To qualify, Hoover customers had to negotiate a maze of rules and regulations with strict deadlines all along the way. After the date of purchase, they had two weeks to send in a receipt and application, followed by a time limit on mailing in requests for destinations and flight dates.
Customers whose first choices couldn't be met then had to send in another set of requests. And if those couldn't be met, they had to accept whatever Hoover offered them.
Consumer agencies began receiving stacks of complaints. Applicants were not getting their flights and were unable to get any information from Hoover. Hoover told some people their applications had never arrived and must have been lost in the mail.
A British consumer-advocacy TV program called "Watchdog" took up the cause with a series of reports last month but could not get a response from Hoover, which denied there was a problem.
Then "Watchdog" sent a reporter to work undercover at one of the travel agencies handling the Hoover promotion--and everything began to unravel.
Armed with a hidden camera, reporter Hilary Bell found that she and others working in the telesales department of Free Flights Europe were supposed to dissuade customers from taking their free trips by making things as difficult as possible.

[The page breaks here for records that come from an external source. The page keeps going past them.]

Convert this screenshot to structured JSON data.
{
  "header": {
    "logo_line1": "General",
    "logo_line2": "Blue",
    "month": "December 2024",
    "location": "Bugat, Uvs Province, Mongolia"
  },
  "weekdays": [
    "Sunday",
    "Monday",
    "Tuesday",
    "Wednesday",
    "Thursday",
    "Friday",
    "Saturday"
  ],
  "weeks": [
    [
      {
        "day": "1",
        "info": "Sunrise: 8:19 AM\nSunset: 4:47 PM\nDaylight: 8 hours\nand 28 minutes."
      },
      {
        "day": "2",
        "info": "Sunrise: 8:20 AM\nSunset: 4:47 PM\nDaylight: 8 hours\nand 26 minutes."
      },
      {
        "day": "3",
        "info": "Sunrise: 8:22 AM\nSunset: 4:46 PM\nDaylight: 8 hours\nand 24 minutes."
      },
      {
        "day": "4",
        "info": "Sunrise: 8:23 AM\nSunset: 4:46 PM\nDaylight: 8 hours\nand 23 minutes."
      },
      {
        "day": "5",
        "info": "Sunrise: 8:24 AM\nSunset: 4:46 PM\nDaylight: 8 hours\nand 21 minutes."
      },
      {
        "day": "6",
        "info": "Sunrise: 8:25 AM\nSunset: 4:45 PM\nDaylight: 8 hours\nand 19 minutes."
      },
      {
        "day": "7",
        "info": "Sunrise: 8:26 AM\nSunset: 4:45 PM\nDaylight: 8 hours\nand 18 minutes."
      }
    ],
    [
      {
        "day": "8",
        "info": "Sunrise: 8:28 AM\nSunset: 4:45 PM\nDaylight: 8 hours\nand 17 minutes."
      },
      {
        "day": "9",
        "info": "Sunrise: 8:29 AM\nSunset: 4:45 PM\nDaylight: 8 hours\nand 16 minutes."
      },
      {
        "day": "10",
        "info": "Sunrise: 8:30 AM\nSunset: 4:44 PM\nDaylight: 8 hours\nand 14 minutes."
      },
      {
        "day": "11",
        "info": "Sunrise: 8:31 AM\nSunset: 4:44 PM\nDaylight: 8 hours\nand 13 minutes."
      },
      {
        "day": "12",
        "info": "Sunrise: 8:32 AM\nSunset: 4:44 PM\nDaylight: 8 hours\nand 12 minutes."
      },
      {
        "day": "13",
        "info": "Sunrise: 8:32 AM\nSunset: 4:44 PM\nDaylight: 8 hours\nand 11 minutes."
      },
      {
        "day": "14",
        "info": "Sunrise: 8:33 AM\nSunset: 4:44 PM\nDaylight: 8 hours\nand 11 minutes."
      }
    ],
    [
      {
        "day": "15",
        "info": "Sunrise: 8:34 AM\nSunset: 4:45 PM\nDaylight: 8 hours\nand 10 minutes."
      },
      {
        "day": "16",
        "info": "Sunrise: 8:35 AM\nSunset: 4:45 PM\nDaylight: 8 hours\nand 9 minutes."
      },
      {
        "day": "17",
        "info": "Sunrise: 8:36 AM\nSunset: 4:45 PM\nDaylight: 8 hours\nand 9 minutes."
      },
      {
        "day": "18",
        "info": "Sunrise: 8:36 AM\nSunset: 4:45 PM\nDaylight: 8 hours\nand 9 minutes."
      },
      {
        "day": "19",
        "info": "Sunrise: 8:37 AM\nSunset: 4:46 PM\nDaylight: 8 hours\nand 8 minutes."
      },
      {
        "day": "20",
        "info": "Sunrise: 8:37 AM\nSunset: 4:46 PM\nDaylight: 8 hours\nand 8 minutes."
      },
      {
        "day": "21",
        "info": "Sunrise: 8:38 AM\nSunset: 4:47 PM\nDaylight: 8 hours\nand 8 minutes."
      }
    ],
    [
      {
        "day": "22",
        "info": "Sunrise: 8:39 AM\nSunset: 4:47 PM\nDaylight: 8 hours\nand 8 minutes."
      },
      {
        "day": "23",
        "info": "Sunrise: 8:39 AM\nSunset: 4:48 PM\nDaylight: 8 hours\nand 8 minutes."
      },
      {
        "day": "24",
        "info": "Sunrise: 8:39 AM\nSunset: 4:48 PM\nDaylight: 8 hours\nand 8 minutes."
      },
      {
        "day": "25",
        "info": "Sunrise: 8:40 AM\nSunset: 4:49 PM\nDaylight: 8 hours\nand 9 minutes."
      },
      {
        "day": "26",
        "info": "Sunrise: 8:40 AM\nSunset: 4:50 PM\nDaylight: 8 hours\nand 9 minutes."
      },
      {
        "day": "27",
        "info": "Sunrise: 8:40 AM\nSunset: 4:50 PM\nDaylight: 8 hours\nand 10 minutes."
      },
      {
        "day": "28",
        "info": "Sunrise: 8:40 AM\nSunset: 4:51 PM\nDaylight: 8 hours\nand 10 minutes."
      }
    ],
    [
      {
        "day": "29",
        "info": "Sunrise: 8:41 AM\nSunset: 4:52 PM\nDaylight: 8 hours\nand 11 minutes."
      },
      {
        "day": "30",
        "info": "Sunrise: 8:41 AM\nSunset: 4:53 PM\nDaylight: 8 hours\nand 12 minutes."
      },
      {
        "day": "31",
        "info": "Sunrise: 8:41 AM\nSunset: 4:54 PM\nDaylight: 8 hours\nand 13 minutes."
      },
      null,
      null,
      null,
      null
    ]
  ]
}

For example, one day she was given a list of applicants who wanted to fly out of Glasgow, Scotland. She was instructed to tell them they could only fly from London, more than 400 miles away. At the same time, another employee was phoning people who wanted to fly from London and telling them they could only leave from Glasgow.
Bell secretly taped one executive who told her, "Each time they go, it costs Hoover money. So we're obviously trying to stop them from going."
Last week, before the TV program even aired, Hoover took preemptive action and fired the president of Hoover Europe and two senior marketing executives (although it later said one of the marketing men had merely had been laid off).
Maytag, Hoover's U.S. parent, also set aside $30 million to pay for free flights and created a special company task force to sort out the mess.
When the "Watchdog" report finally aired this week, a contrite Hoover executive appeared on the show to apologize and promise that everyone who qualified would get their flights. How many that will be is not known.
"We have admitted that the promotion was, in fact, flawed," says Hoover executive Richard Rankin, a member of the company task force. "We had an overwhelming level of response, which we were not able to manage at the time."
Rankin steadfastly refused to comment on the allegations contained in the program, however.
Meanwhile, whether lawsuits or even criminal action will result from the haywire promotion remains to be seen. A team of investigators from the government Trading Standards office in Wales, where Hoover is headquartered, has begun sifting through company records. "We want to satisfy ourselves that no criminal offenses took place," says John Frow, an officer working on the case.
Although Hoover is trying desperately to extricate itself from this public relations nightmare, it won't be easy for the company to win back the public confidence it once enjoyed.
As it stands now, the vacuum maker's reputation--how to phrase this?--is drawing in air at a fantastic rate.
But on the bright side, the affair may herald the dawn of a golden age for the British consumer, long considered among the most passive in the world. At least that's the view from The Times of London.
In an editorial headlined "Caveat Vendor," it said recently, "This is a cautionary tale for marketing managers who assume, as Hoover's seem to have done, that people will be daunted by an obstacle course of bureaucracy and circuitous regulations. A nation which spends much of its time wrestling with bureaucrats and enforcers of regulations in the ordinary course of daily life is not about to be deflected from valuable booty by laborious form-filling.
"Indeed, modern Britain may have produced a generation of experts in form-filling and the deciphering of perverse official stipulations. . . . Management had better beware. The British are not the pushovers they once were."